Engineers at the plant attempt emergency measures to keep the reactors from melting down, including freshwater injections into the reactors, venting of steam to the atmosphere to reduce pressure (this is a hail mary as it releases radioactive particles straight from the core into the air), even going so far as to pump seawater laced with boron directly onto the cores. This method is truly a desperate, last-ditch effort, as the boron damages the reactor, making it permanently unusable. Seawater is being carried to and sprayed over the reactor by firefighters and their trucks. Masao Yoshida, the plant’s manager at the time, orders everyone to continue pumping seawater onto the reactors, desperate to keep them from detonating, even after the company which owns the plant, TEPCO, told them to stop.
On the morning of the 12th, reactors 1 and 3 had completely lost their automatic coolant feeds. All their coolant is now provided by truck. Reactor 2 is suffering from lower fluid levels than ideal, but it’s considered to be stable. By evening, reactor 1 suffers a hydrogen explosion, essentially blowing its own lid clean off. The main reactor casing is still operational but there is extensive damage to the building. Five workers are injured. All reactors are being vented into the atmosphere and pumped full of boric acid in a bid to stabilize them by this point. Although unknown at the time, reactor 1 had already completely melted down through its containment chamber and is exposing nuclear material to the atmosphere.

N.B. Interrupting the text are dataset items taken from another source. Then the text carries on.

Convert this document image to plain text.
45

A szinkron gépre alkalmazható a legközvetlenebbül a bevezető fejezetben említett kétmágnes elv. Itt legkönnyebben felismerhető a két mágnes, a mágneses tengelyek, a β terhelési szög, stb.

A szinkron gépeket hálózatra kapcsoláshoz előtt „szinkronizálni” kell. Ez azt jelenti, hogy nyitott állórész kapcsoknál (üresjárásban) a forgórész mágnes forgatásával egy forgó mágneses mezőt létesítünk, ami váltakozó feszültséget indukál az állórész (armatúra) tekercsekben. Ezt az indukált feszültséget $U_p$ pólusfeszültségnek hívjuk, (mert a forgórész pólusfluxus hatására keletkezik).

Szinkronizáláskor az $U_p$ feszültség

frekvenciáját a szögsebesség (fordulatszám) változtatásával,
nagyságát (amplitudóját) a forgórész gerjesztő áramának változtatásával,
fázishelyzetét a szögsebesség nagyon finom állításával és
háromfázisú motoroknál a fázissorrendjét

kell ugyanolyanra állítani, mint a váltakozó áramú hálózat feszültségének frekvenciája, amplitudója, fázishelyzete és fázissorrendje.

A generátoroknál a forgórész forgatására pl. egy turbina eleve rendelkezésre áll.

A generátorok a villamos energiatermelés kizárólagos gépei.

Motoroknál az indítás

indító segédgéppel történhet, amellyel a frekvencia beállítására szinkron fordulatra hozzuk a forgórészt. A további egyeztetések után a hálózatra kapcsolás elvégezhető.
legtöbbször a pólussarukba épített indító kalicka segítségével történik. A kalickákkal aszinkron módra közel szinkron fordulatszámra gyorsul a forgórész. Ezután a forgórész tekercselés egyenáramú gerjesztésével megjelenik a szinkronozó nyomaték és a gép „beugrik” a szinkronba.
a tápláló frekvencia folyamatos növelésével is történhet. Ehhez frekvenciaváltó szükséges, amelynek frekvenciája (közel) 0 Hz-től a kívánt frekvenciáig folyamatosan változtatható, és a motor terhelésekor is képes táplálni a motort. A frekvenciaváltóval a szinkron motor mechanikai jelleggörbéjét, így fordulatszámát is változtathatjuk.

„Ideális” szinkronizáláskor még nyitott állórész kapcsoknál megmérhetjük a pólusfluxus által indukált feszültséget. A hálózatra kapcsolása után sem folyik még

An evacuation order is issued to everyone within a 20 km radius due to high radiation levels at the plant. In the following days, areas around Fukushima would register very high levels of ambient radiation in the air and drinking water.
On March 14, reactor 3 suffers a hydrogen explosion with similar consequences. These two detonations cause extensive damage to the coolant feeds and ventilation systems of reactor 2, severely limiting how much water can be pumped into it. It is now considered the worst-off reactor out of all three. Monitoring and sensor systems around the plant are starting to lose efficiency due to the mounting structural damage and increasingly degraded condition of the reactor cores.
I’ll leave you on this cliffhanger here. There were a lot of things going on at this time — I do strongly recommend you go read about the monumental efforts made at Fukushima, it’s a thrilling story — but it stops being very relevant to ‘reactors’ around this point. Despite these hydrogen explosions and wide-scale radiation contamination of the surrounding area, Fukushima’s core did not explode. Hydrogen explosions are caused by pressure and chemical reactions between super-hot hydrogen in a reactor’s steam and oxygen in the air.
Not a toy, but we’re not playing
Discussions around nuclear fuel invariably pivot to their associated risks, and this is a valid criticism. I’ve listed these two examples here to showcase that we actually do learn from our mistakes. Even if we make new ones, the lessons we’ve had and a bit of luck can help us keep risks contained in the future.
But those risks will never really be zero. The thing that makes nuclear power so dangerous is exactly why it has so much potential — it is incredibly powerful. In every nuclear reactor, engineers are playing a game of cat and mouse with the fundamental forces of reality. What we have to decide, going forward, is whether the risks are worth the payoffs. That being said, there might be a time when only nuclear power can deliver enough energy to feed our ever-growing needs; but we’re not there yet.